I_{n}=\int _{0}^{1}f_{n}(x)dx=\int _{0}^{1}\sum _{j=1}^{\infty }{\frac {x^{j-1}}{j!}}dx=\sum _{j=1}^{n}{\frac {x^{j}}{j!j}}|_{0}^{1}=\sum _{j=1}^{n}{\frac {1}{j!j}}

f(x)-f_{n}(x)=R_{n}(x)={\frac {(x-x_{0})^{n}}{(n+1)!}}f^{(n+1)}(\xi )

with

\xi \in [0,x]\,

and

x_{0}=0\,

\Rightarrow f(x)-f_{n}(x)={\frac {x^{n}}{(n+1)!}}f^{(n+1)}(\xi )

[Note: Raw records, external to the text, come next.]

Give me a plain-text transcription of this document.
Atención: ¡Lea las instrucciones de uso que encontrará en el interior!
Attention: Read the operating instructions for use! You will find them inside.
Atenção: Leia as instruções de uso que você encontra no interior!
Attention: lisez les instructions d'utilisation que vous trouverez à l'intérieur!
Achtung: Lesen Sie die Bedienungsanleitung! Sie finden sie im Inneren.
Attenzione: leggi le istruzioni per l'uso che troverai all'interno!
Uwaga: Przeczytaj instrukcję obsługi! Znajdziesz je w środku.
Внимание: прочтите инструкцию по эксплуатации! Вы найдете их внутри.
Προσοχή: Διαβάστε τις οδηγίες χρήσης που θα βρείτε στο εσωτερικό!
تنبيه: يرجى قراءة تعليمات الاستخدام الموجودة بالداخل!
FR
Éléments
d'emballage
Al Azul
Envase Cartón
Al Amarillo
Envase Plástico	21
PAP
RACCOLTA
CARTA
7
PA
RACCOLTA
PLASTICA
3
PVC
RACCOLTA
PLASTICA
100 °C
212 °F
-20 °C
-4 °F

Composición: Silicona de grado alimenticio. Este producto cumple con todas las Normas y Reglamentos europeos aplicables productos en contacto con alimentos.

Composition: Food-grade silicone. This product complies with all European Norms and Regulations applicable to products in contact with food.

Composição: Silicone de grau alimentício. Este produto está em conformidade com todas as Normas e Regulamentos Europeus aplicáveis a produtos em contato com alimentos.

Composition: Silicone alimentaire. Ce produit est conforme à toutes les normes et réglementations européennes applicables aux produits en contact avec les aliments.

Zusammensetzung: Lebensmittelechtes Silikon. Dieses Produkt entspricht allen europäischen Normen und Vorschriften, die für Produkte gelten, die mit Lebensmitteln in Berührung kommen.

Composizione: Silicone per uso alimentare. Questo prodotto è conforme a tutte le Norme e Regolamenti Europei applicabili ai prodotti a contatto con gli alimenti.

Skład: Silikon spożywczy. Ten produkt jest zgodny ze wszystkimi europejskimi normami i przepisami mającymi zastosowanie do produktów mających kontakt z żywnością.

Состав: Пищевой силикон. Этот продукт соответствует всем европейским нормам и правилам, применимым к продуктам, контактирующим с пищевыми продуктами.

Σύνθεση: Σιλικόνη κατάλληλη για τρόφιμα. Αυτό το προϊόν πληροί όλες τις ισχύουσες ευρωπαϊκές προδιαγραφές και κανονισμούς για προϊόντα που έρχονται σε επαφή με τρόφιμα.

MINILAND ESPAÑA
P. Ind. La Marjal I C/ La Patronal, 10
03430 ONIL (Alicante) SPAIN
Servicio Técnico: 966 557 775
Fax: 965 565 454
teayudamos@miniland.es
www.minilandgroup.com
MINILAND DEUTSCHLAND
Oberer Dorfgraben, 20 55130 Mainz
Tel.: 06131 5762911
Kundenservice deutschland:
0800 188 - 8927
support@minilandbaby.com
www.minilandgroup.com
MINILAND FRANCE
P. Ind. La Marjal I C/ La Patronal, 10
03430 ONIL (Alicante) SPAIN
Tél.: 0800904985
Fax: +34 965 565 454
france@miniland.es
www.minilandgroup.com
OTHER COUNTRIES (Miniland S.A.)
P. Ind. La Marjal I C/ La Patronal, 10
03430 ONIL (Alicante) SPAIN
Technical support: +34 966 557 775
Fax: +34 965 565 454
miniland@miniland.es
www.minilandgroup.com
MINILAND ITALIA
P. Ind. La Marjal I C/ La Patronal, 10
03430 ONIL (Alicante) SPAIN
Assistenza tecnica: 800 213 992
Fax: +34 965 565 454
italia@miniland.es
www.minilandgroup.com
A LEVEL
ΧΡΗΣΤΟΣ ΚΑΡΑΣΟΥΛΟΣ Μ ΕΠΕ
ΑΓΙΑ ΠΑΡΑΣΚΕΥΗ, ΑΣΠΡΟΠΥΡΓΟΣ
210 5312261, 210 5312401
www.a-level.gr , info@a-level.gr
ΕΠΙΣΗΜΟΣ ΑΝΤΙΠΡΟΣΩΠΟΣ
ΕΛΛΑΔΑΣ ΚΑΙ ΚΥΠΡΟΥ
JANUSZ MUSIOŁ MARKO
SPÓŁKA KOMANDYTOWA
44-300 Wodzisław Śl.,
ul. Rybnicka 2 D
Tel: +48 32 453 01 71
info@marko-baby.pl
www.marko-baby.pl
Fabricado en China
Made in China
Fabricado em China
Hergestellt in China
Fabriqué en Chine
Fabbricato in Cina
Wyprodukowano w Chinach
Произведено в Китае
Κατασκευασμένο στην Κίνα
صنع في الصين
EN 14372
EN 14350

E_{n}=I-I_{n}=\int _{0}^{1}\left[f(x)-f_{n}(x)\right]dx=\int _{0}^{1}\underbrace {\frac {x^{n}}{(n+1)!}} _{w(x)}\underbrace {f^{(n+1)}\left(\xi (x)\right)} _{g(x)}dx

\Rightarrow g(\alpha )\int _{0}^{1}w(x)dx

for

\alpha \in [0,1]

E_{n}=\,

\Rightarrow max={\frac {g(\alpha )}{(n+1)!(n+1)}}

,

\alpha ={\frac {e}{(n+1)!(n+1)}}\,

\Rightarrow min={\frac {g(\alpha )}{(n+1)!(n+1)}}

,

\alpha ={\frac {1}{(n+1)!(n+1)}}\,

n=2,E_{2}\leq .151016\,

n=4,E_{5}\leq .00453\,

n=6,E_{6}\leq 6.2792X10^{-4}\,

n=8,E_{8}\leq 8.42X10^{-6}\,

Below are the values from Numerical Analysis of Taylor series from HW_1

n=2,E_{2}\leq .151016\,

n=4,E_{5}\leq .00453\,

n=6,E_{6}\leq 6.2792X10^{-4}\,

n=8,E_{8}\leq 8.42X10^{-6}\,

We are getting same values from both analysis for Taylor series

Trapazoidal Rule

Error for Composite Trapazoidal rule is given by

$\displaystyle \left|E_{n}^{1}\right|\leq {\frac {(b-a)^{3}}{12n^{2}}}M_{2}$

where  $M_{2}=max\left|f^{(2)}(\zeta )\right|$  for  $\zeta \varepsilon [a,b]$

For the given function $f(x)={\frac {e^{x}-1}{x}}$ , we have

$\displaystyle f^{(2)}(x)={\frac {e^{x}[x^{2}-2x+2]-2}{x^{3}}}$

For the given interval [0,1] the maximum value of function $f^{(2)}(x)$ is achieved at $x=1$

$\displaystyle M_{2}=f^{(2)}(x=1)={\frac {e[1+2-2]-2}{1}}=0.71828182$

$E_{n}^{1}\leq {\frac {(1-0)^{3}}{12n^{2}}}X0.71828182$

$E_{2}^{1}\leq .014964204$

$E_{4}^{1}\leq 3.74105X10^{-3}$

$E_{6}^{1}\leq 1.662689X10^{-3}$

$E_{8}^{1}\leq 9.3526278X10^{-4}$

$E_{16}^{1}\leq 2.3381569X10^{-4}$

$E_{32}^{1}\leq 5.845392X10^{-5}$

$E_{64}^{1}\leq 1.4613481X10^{-5}$

$E_{128}^{1}\leq 3.65337026X10^{-6}$

$E_{256}^{1}\leq 9.1334256X10^{-7}$

Below are the results from Numerical analysis from HW 1

$E_{2}^{1}\leq 0.010389576$

$E_{4}^{1}\leq 0.002602468$

$E_{8}^{1}\leq 0.650935X10^{-3}$

$E_{16}^{1}\leq 162753X10^{-4}$

$E_{32}^{1}\leq 4.06892X10^{-5}$

$E_{64}^{1}\leq 1.0172X10^{-5}$

$E_{128}^{1}\leq 2.54263X10^{-6}$

$E_{256}^{1}\leq 6.3528X10^{-7}$

We can see that we are getting order $10^{-6}$ at n=128 from both the analysis.

Composite Simpsons Rule

The error estimate of the Composite Simpson's rule is given as

$E_{n}^{2}\leq {\frac {(b-a)^{5}}{2880n^{4}}}M_{4}$

where   $M_{4}=max\left|f^{(4)}(\zeta )\right|$  for  $\zeta \varepsilon [a,b]$

For the given function $f(x)={\frac {e^{x}-1}{x}}$ , we have

$\displaystyle f^{(4)}(x)={\frac {e^{x}[x^{4}-4x^{3}+12x^{2}-24x]-24}{x^{5}}}$

The function $f^{4}(x)$ has maximum value at $x=1$

$\displaystyle M_{4}={\frac {e[1-4+12-24+24]-24}{1}}=0.46453645$

$E_{n}^{1}\leq {\frac {(1-0)^{5}}{2880n^{4}}}X0.46453645$

$E_{2}^{2}\leq 1.00810X10^{-5}$

$E_{4}^{2}\leq 6.300678X10^{-7}$

Below are the results from Numerical analysis from HW 1

$E_{2}^{2}\leq 1.06514X10^{-4}$

$E_{4}^{2}\leq 6.76473X10^{-6}$

We can see that we are getting order $10^{-6}$ at n=4 from both the analysis.